Associated Press
McALLEN, Texas (AP) - A Texas urologist and his attorney wife who are accused of violating a U.S. trade embargo with Iran also face federal charges that they defrauded government and private health care programs of more than $1.5 million.
Dr. Hossein Lahiji and his wife Najmeh Vahid Lahiji, a lawyer who ran his South Texas office, allegedly sought reimbursement for services not performed and made false diagnoses. They claimed doctor-level reimbursement for services performed by medical assistants while Lahiji was not in the office and sometimes while he was travelling in Iran, according to a superceding indictment returned Thursday in Houston.
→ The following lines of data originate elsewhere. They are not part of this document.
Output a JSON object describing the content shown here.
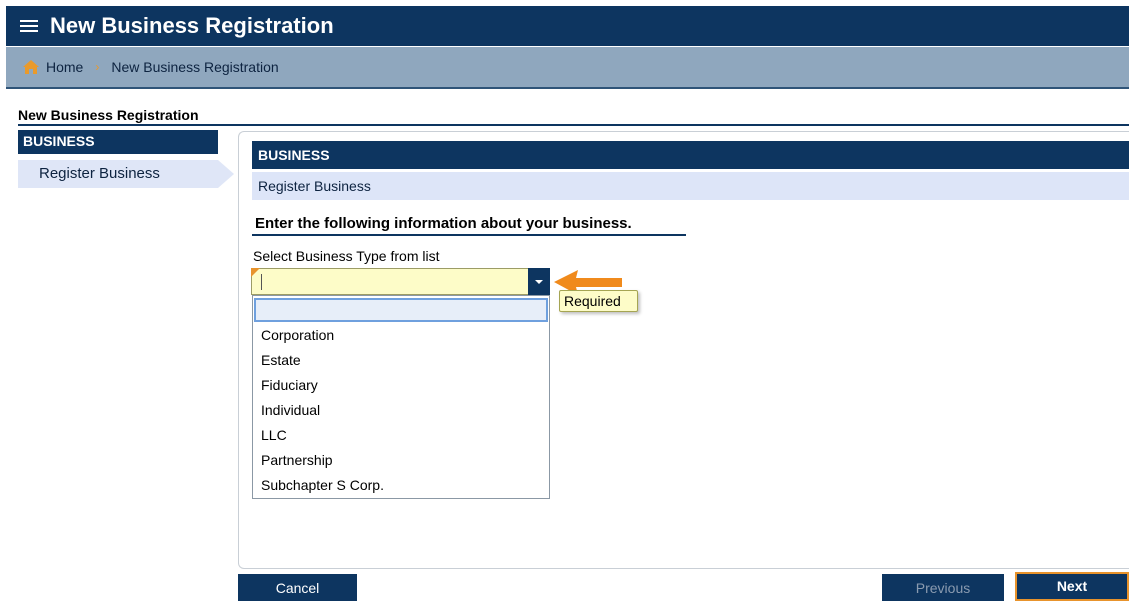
{
  "header": {
    "title": "New Business Registration",
    "menu_icon": "hamburger-menu-icon"
  },
  "breadcrumb": {
    "home_icon": "home-icon",
    "home_label": "Home",
    "separator": "›",
    "current": "New Business Registration"
  },
  "page": {
    "heading": "New Business Registration"
  },
  "sidebar": {
    "section": "BUSINESS",
    "items": [
      {
        "label": "Register Business"
      }
    ]
  },
  "main": {
    "section_title": "BUSINESS",
    "section_subtitle": "Register Business",
    "instruction": "Enter the following information about your business.",
    "field": {
      "label": "Select Business Type from list",
      "value": "",
      "tooltip": "Required"
    },
    "dropdown": {
      "options": [
        "",
        "Corporation",
        "Estate",
        "Fiduciary",
        "Individual",
        "LLC",
        "Partnership",
        "Subchapter S Corp."
      ]
    }
  },
  "buttons": {
    "cancel": "Cancel",
    "previous": "Previous",
    "next": "Next"
  },
  "colors": {
    "navy": "#0d3560",
    "accent_orange": "#e8932c",
    "required_yellow": "#fdfcc8"
  }
}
They are charged with health care fraud and conspiracy to commit health care fraud.
The indictment accuses them of having submitted false health care benefit claims since 2003. Prosecutors say Lahiji reported treating as many as 117 patients a day in his McAllen clinic and on multiple occasions billing more hours than exist in a day.
At least twice, Lahiji was travelling in Iran when someone else in his office provided a prescription chemotherapy injection used to treat prostate cancer that the Food and Drug Administration says must be supervised by a physician, the indictment said. He billed as if he had performed it himself.
Allowing medical assistants and untrained personnel to perform these services Hossein Lahiji placed patients "at risk of physical danger," according to the indictment.
The original indictment was returned in January 2011.
The couple was indicted in Oregon in 2010 for giving more than $1.8 million to the Oregon branch of an Iranian children's charity that then sent the money on to Iran. Prosecutors say the transactions violated the trade embargo against Iran. Their donations were used to make investments in Iran that they retained control over, according to the indictment.
They were charged with defrauding the U.S. Treasury and money laundering. They have denied the allegations. Their attorneys did not immediately return calls for comment Friday. Trial in that case was scheduled for early next year.
Prosecutors say the Texas and Oregon charges are not related.